25 de mar de 2013

Aquela camisa xadrez









Hoje acordei sentindo-me mais leve. Livre. Feliz. Tomei banho cantando as músicas da Britney Spears e não tive pressa na hora do café-da-manhã.
     É domingo e estou sozinha em casa, decidida a não tomar decisões.
   Pus meu iPod no volume máximo e fui arrumar meu guarda-roupas, que estava uma bagunça, cheio que roupas que não usava e que usava e deixava jogadas por lá. Tirei todas as minhas roupas, e fui separando aquelas que já não queria, para doação. Achei aquele vestido que usei na primeira festa em que fui. Aquela blusa de poás que roubei da minha mãe quando tinha quartoze anos e tudo o que queria era parecer mais velha. Aquela calça estampada que comprei às pressas na minha viagem de quinze anos e tive que fazer dieta por três meses para caber nela. Ih... Aquele suéter horroroso de natal que minha avó fez para mim e obrigava-me a usar todos os anos. E, por fim, a blusa xadrez. 
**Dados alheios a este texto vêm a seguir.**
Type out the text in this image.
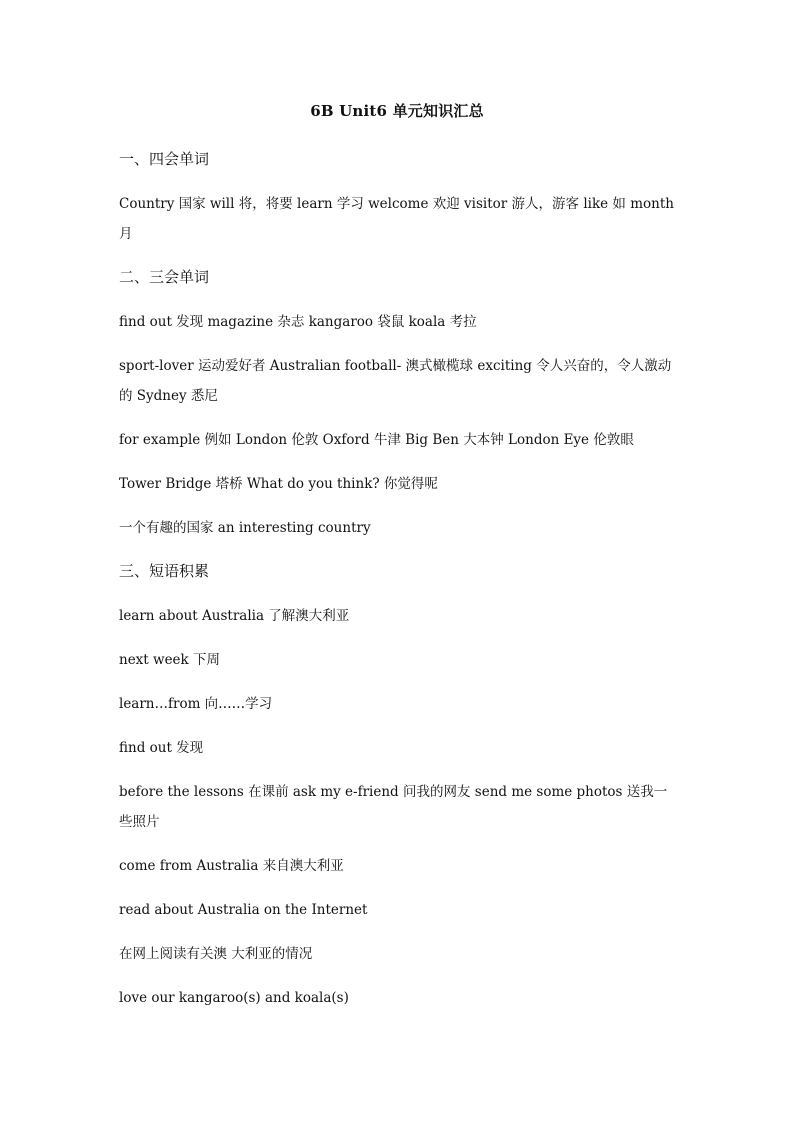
6B Unit6 单元知识汇总
一、四会单词
Country 国家 will 将，将要 learn 学习 welcome 欢迎 visitor 游人，游客 like 如 month 月
二、三会单词
find out 发现 magazine 杂志 kangaroo 袋鼠 koala 考拉
sport-lover 运动爱好者 Australian football- 澳式橄榄球 exciting 令人兴奋的，令人激动的 Sydney 悉尼
for example 例如 London 伦敦 Oxford 牛津 Big Ben 大本钟 London Eye 伦敦眼
Tower Bridge 塔桥 What do you think? 你觉得呢
一个有趣的国家 an interesting country
三、短语积累
learn about Australia 了解澳大利亚
next week 下周
learn…from 向……学习
find out 发现
before the lessons 在课前 ask my e-friend 问我的网友 send me some photos 送我一些照片
come from Australia 来自澳大利亚
read about Australia on the Internet
在网上阅读有关澳 大利亚的情况
love our kangaroo(s) and koala(s)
   Não qualquer uma, mas uma azul, preta e branco, que ele usava como jacketa e emprestou-me quando saímos para jantar e senti frio. Eu nunca consegui devolver. Ainda tem seu cheiro. Aquele cheiro limpo de praia, loção pós barba e perfume de determinada marca. Sabe, aquele cheiro estranho e maravilhoso que eu sempre adorei?
    Então lembro de tudo. Lembro do seu sorriso de criança que aprontou, o seu olhar que parecia enxergar até a minha alma, sua risada contagiante, sua paixão por academia e como você fica sexy falando sobre engenharia. Lembro de você, tentando ensinar-me a andar de skate, mas eu sempre desequilibrava-me e você segurava-me antes que eu chegasse ao chão. 
    Lembro-me de você, chamando-me de linda às seis da manhã, quando eu, mau-humorada, era levada à escola por você. Suas danças malucas, sua ideias sem noção, suas tentativas de se dar bem com meu pai e meu irmão. Lembro do seu beijo carinhoso, mas intenso que deixava-me sem ar. Lembro de você arrastando-me para a praia e dizendo que fico charmosa quando fico bronzeada. 
    Lembro de nós, assistindo filmes abraçados em tarde chuvosas de domingo ou estudando seus grossos livros de física enquanto eu fazia massagem em seus ombros. Lembrei até da primeira vez em que lhe vi e que percebi, já em nossa primeira conversa, que era o cara certo.
    Finalmente, lembrei-me de como lhe deixei ir por puro medo da distancia, puro medo de amar demais. Parece que foi ontem que, naquele aeroporto caótico, dei-lhe um ultimo beijo e disse-lhe adeus. Ainda posso ouvir sua voz dizendo-me para não fazer isso, ainda posso ver aquelas lágrimas que caíram dos seus olhos. Nunca me doeu tanto ver alguém chorar.
  Sinto as lágrimas em meus olhos. Lágrimas de saudades, não de arrependimento. Percebi que esse era o motivo por ter acordado tão bem hoje. Eu havia superado você. Sim, foi burrice deixar-lhe, mas era o certo a ser feito. Você foi uma das melhores coisas que me aconteceram, mas é passado.     
    Aprendi a desapegar-me, algo tão difícil para mim alguns meses atrás, a me pôr em primeiro lugar, a não ter medo de dizer o que penso e a não importar-me tanto com o que os outros pensam. Você ensinou-me tudo isso.
    Hoje, sou uma pessoa bem diferente daquela que conheceu e por quem apaixonou-se há três anos, e sei que você também já não é o mesmo. Sou feliz sendo quem eu sou e vendo a sua felicidade.
     Se você estiver lendo isso, saiba que nunca lhe esquecerei.